Exxon shareholders recently asked a judge to throw out a lawsuit from the oil company which seeks to stop them from pushing the company to consider more environmentally friendly policies.
An overview of the filing in Bloomberg Law said, “[A plaintiff] said in its court filing that the lawsuit isn’t necessary because the proposal has been withdrawn, and both Arjuna and Follow This ‘have agreed not to resubmit the proposal or present it at any future Exxon shareholder meeting. In refusing to dismiss the case following the withdrawal, Exxon has laid bare its true intention—to challenge how the SEC interprets and applies its own proxy proposal rules, without actually confronting the SEC itself,’ the filing said.”
The oil giant, which filed the lawsuit in a Texas court against Arjuna Capital and Follow This, accused the investment firms of overstepping their role. Included in their proposal is a request for Exxon, which is the only Western oil giant without ‘scope 3’ targets, to set such targets and elevate the company’s climate disclosures to its full value chain.
The article continues, “Shareholder activists at the Interfaith Center on Corporate Responsibility last week sent a letter to Exxon’s board asking members to convince the company’s management to end the lawsuit. The letter warned that the suit could set a dangerous precedent for future climate proposals.”
Background: Exxon is suing its own shareholders in an attempt to undermine responsible investing.
Bloomberg: Exxon Suit Seeks Novel Path to Block Shareholder Climate Votes. The Houston oil company is no stranger to pressure from activist investors over its greenhouse gas emissions, facing a shareholder push for greater climate impact targets for three consecutive years. Sunday it went a step further in fighting the pressure by suing activist shareholders Arjuna Capital and Follow This in federal court, hoping to kill the proposal. Some legal observers described the move as possibly the first time that a company has sued an activist investor over a shareholder proposal before initially filing an objection with the Securities and Exchange Commission, which routinely weighs in on whether companies should have to face certain investor bids. The lawsuit comes at the onset of another contentious proxy season over corporate climate goals, risks and disclosures. If a federal judge weighs in on broader environmental and social issues in the Exxon case, shareholder activism lawyers and researchers say, more companies could turn to the courts to beat back proposals on sensitive issues from climate risk to abortion access to gun sales.

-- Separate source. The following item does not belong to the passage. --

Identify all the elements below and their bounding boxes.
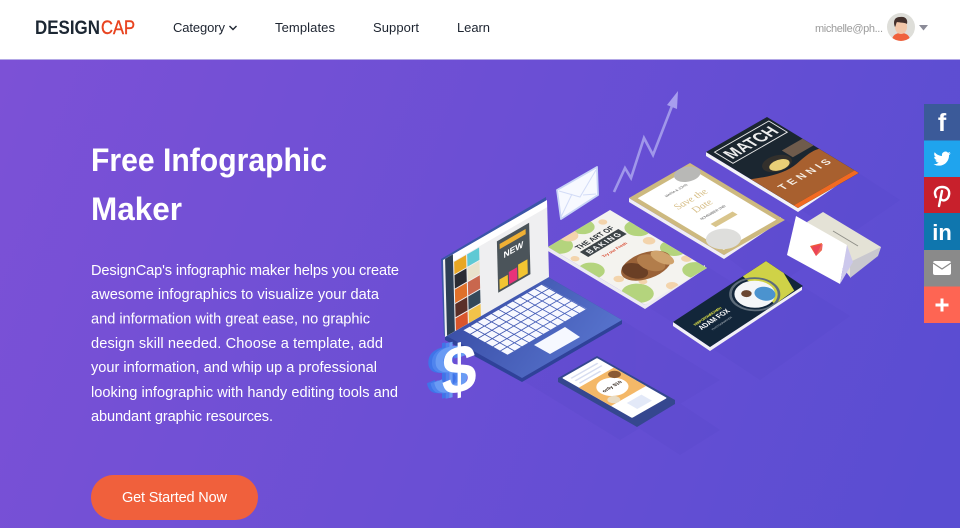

Reuters: Activist investors fret over Exxon Mobil’s lawsuit bypassing US regulator. Investors that use shareholder resolutions to pressure companies on environmental and social issues said they are worried that an Exxon Mobil lawsuit bypassing the U.S. securities regulator could undermine their influence. Under appointees of U.S. President Joe Biden, the Securities and Exchange Commission (SEC) has made it more difficult for companies to prevent these resolutions from moving to a shareholder vote by appealing to the regulator. Exxon sidestepped the SEC and filed a lawsuit earlier this month against two shareholders that had put forward a resolution calling on the oil major to set new targets for reducing some of its greenhouse gas emissions.